The other day someone twittered something about how in this country we never have enough fresh figs to warrant cooking them and that it is a waste to use them any other way than fresh. When I was writing my jam making book last year, I made fig jam for the very first time. At first I didn’t think that the taste was much to write home about and it did take me a while to key into the subtlety of the flavour, but once I had, I became totally hooked. Fresh figs are really lovely and fig jam is very different but just as lovely, with a slightly earthy, flat but fruity taste. The colour when made into jam is really superb, a rich raspberry pink shade dotted through with tiny seeds. I now only have to think about fig jam and I positively yearn for it.
Possibly this year is an especially good year for them here in the UK. I read something in the local paper about a man in Cheltenham who has had a bumper crop and here at Taurus, Georgie in the pottery presented me with a lovely shallow box full of ripe figs picked from a tree in her garden, which I was thrilled to accept. Two or three of them were overly squidgey so I of course had to eat them immediately, but the rest I have made into jam. As a glut refers to a large quantity, a sea of something that it is almost impossible to cope with and use up before it goes off and is wasted, I have to disagree with the twitterer’s statement, as there is definitely a limit to how many figs can be eaten in time, in their fresh state.
Today, I took a jar of jam to give to Georgie, as a thank you for her gift. She said she had some more figs for me if I want them as they will only rot on the tree otherwise. What a treat.
Figs are low in pectin, so need a little help to make into jam with a decent set. I prefer a jam with a softish set anyway and I’m not expecting my fig jam to hang around for months in the larder, so the addition of some lemon juice is all that is required. You can use preserving sugar, which has pectin added to it, instead of the regular variety for a thicker set if you prefer.
Makes 1.5kg (3 1/4lbs)
1kg (2lb 4oz) figs, stalks removed and chopped into 1cm size bits
800g (1lb 12oz) sugar, warmed
juice of 2 lemons
Place the figs in a pan with 4 tablespoons of water and heat gently to release the juices, adding more water if necessary to prevent the fruit catching on the pan. Bring to a simmer and cook through until pink and juicy with the skins soft. Remove from the heat and leave to cool slightly.
Add the sugar and the lemon juice and stir through to help dissolve the sugar, then leave in a covered bowl in a cool place for 12-24 hours.
Prepare your jars (and lids), making sure they are squeaky clean and dry before placing them on their sides in a cool oven for 20 minutes or so before they are required.
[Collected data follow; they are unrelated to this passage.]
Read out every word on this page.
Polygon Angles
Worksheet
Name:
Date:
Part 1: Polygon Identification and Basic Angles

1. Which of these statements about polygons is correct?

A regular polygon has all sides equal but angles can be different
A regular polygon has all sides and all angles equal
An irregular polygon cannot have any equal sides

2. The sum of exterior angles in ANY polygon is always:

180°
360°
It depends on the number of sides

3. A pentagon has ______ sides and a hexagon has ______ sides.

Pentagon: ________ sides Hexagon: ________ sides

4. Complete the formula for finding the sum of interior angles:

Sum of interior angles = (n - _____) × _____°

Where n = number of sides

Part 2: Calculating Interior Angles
It is a good idea to place your jam funnel and ladle in the oven as well, so everything you use is hot and sterilised.
Pour the contents of the bowl into a preserving pan and warm through, stirring to make sure the sugar is completely dissolved, before allowing it to reach boiling point. Boil gently to setting point; you can turn up the heat only so long as you watch it very carefully to be sure your precious jam doesn’t burn. Pour into hot jars, cover and seal. Remember to label (not my strong point!).
One of my favourite ways of serving fig jam is on toasted cinnamon and raisin bagels. For some reason this combo is superb. I have photographed it here dolloped onto toasted teacakes. The teacakes served in the cafe, here at Taurus, are always handmade, so they come a pretty close second choice.